De raad van discipline:

- verklaart de klachtonderdelen f) en j) gegrond;

- verklaart de overige klachtonderdelen ongegrond;

- bepaalt dat geen maatregel wordt opgelegd;

- veroordeelt verweerder tot betaling van het griffierecht van EUR 50 aan klager;

- veroordeelt verweerder tot betaling van de proceskosten van EUR 25 aan klager.

Aldus beslist door mr. C.L.J.M. de Waal, voorzitter, mrs. A. de Groot en M. Middeldorp, leden, bijgestaan door mr. P.J. Verdam als griffier en in het openbaar uitgesproken op 17 oktober 2017.

Griffier Voorzitter

mededelingen van de griffier ter informatie:

verzending

Deze beslissing is in afschrift op 17 oktober 2017

verzonden aan:

- klager

- verweerder

- de deken van de Orde van Advocaten in het arrondissement Amsterdam     

- de deken van de Nederlandse Orde van Advocaten

- de secretaris van de Nederlandse Orde van Advocaten

- het College van Toezicht van de Nederlandse Orde van Advocaten

rechtsmiddel

Van deze beslissing staat hoger beroep bij het Hof van Discipline open voor:

- verweerder

- de deken van de Orde van Advocaten in het arrondissement Amsterdam     

- de deken van de Nederlandse Orde van Advocaten.

Het hoger beroep moet binnen een termijn van 30 dagen na verzending van de beslissing worden ingesteld door middel van indiening van een beroepschrift, waarin de gronden van het beroep zijn vermeld en van een motivering zijn voorzien. Het beroepschrift moet in zevenvoud worden ingediend tezamen met zes afschriften van de beslissing waarvan beroep.

De eerste dag van de termijn van 30 dagen is de dag volgend op de dag van de verzending van de beslissing. Uiterlijk op de dertigste dag van die termijn moet het beroepschrift dus in het bezit zijn van de griffie van het Hof van Discipline. Verlenging van de termijn van 30 dagen is niet mogelijk.

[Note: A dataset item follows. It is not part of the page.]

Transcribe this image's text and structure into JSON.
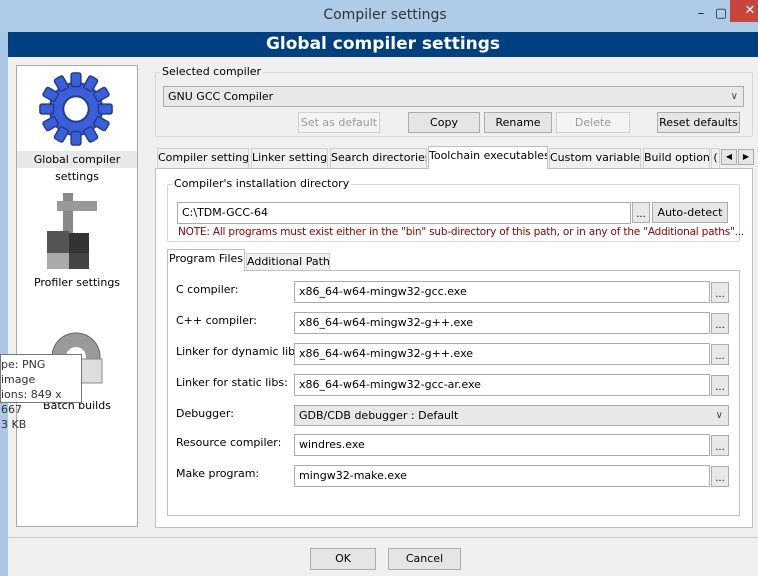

Het beroepschrift kan op de volgende wijzen worden ingediend bij het Hof van Discipline:

a.  Per post

Het postadres van de griffie van het Hof van Discipline is:

Postbus 85452, 2508 CD Den Haag

b.  Bezorging

De griffie is gevestigd aan het adres:

Kneuterdijk 1, 2514 EM Den Haag

Teneinde er zeker van te zijn dat voor de ontvangst getekend kan worden of dat pakketten die niet in een reguliere brievenbus besteld kunnen worden, afgegeven kunnen worden dient u telefonisch contact op te nemen met de griffie van het hof via telefoonnummer 088-2053777.

c.  Per fax

Het faxnummer van het Hof van Discipline is 088-2053701

Tegelijkertijd met de indiening per fax dient het beroepschrift tezamen met de beslissing waarvan beroep in het vereiste aantal per post, voorzien van een originele handtekening, te worden toegezonden aan de griffie van het hof.

d.         Per e-mail

Het e-mailadres van het Hof van Discipline is: griffie@hofvandiscipline.nl.

Tegelijkertijd met de indiening per e-mail dient het beroepschrift tezamen met de beslissing waarvan beroep in het vereiste aantal per post, voorzien van een originele handtekening, te worden toegezonden aan de griffie van het hof.